GitHub: ChatOps Deployment

GitHub deploys to production dozens of times per day using a ChatOps system:

An engineer types /deploy in a chat channel.
The system triggers a canary deployment.
Automated monitoring watches error rates and latency for 10 minutes.
If healthy, it proceeds to full rollout.
If not, it automatically rolls back.
The entire process takes ~15 minutes from command to full deployment.

The ChatOps approach gives visibility: everyone in the channel can see who is deploying what, and the bot reports status updates in real time.

Amazon: 11.7-Second Deploys

Amazon deploys code every 11.7 seconds on average (across all services). This velocity is enabled by:

Fully automated CI/CD pipelines with no manual gates.
Automated canary analysis comparing metrics against baselines.
One-box deployment: deploy to a single instance first, validate, then proceed.
Automatic rollback triggered by metric anomalies.

Their deployment philosophy: small changes, deployed frequently, are safer than large changes deployed rarely. Each deployment touches a small amount of code, so when something breaks, the cause is obvious.

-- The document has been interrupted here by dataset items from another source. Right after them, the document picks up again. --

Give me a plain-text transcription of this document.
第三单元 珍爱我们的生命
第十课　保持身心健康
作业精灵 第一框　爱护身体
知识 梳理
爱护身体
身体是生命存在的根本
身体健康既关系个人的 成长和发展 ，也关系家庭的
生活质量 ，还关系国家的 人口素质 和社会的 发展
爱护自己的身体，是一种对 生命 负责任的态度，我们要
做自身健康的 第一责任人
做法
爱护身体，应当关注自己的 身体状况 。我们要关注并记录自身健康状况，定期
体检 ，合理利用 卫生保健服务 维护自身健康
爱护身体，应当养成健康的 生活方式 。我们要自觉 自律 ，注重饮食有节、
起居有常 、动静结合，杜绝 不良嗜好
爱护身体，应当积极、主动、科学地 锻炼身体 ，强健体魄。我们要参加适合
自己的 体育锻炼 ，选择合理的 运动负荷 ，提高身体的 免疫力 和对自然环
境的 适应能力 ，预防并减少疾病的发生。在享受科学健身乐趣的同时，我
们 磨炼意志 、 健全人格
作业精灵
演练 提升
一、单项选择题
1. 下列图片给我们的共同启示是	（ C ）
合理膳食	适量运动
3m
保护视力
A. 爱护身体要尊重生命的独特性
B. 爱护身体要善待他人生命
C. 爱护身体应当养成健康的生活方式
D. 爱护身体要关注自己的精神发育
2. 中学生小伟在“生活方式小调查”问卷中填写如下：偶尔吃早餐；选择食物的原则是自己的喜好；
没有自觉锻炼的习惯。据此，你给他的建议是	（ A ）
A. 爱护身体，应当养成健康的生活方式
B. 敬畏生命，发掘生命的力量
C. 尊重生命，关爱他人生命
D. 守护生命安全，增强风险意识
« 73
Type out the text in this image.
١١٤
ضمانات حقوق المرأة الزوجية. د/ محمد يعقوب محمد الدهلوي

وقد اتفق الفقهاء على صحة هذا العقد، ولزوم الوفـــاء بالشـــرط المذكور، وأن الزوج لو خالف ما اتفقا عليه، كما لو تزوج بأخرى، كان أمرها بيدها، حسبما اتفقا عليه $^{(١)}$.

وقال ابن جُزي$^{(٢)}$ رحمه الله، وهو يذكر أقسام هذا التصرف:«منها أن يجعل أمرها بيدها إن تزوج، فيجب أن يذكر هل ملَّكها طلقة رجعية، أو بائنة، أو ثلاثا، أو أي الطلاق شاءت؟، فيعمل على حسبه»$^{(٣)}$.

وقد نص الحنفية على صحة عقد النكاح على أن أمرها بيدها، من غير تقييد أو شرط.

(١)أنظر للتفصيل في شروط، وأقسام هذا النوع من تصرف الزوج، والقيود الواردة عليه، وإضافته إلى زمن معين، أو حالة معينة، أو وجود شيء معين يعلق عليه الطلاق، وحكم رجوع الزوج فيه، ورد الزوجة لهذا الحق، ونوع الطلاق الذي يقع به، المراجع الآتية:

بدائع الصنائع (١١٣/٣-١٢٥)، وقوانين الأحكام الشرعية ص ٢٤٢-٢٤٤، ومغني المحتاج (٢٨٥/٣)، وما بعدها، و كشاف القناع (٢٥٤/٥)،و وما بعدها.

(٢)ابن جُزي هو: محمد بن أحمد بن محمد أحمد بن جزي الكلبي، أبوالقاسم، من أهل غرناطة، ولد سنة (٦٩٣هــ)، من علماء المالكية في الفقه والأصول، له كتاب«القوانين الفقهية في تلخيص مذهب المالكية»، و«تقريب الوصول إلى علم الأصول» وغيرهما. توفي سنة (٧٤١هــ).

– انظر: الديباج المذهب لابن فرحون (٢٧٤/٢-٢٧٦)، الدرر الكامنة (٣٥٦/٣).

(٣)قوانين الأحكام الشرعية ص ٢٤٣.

Etsy: Deploying 50+ Times Per Day

Etsy pioneered continuous deployment in 2010 with ~200 engineers deploying 50+ times per day:

Feature flags decouple deployment from release (code ships but is not active).
Comprehensive monitoring dashboards visible to the entire company.
Deploying was normal -- not a special event requiring a change advisory board.

Choosing a Strategy

Scenario	Recommended strategy
Payment / auth service, instant rollback critical	Blue-green
User-facing API with good observability	Canary
Internal service, cost-sensitive	Rolling
Database migration (schema change)	Blue-green with backward-compatible migrations
First deployment of a new service	Rolling (simplest)

Common Mistakes

Canary without automated metrics. If nobody is watching the canary, it is just a deployment with extra steps.
No rollback testing. A rollback plan that has never been tested is not a plan. Test rollbacks regularly.
Deploying on Friday. Unless your monitoring and on-call are excellent, avoid deploying before weekends.
Manual deployments. Any manual step is a step that can be forgotten, done incorrectly, or skipped under pressure. Automate everything.
Large, infrequent deploys. Deploying 10,000 lines of changes is riskier than deploying 100 lines ten times. Small batches reduce blast radius.

Key Takeaways

Deployment strategy should match risk tolerance. Canary for user-facing, rolling for internal, blue-green for critical.
Automated rollback is not optional. Define triggers (error rate, latency, health checks) and test them.
Small, frequent deployments are safer than large, infrequent ones. This is counter-intuitive but consistently proven by DORA research.
Always have a rollback plan. Test it before you need it.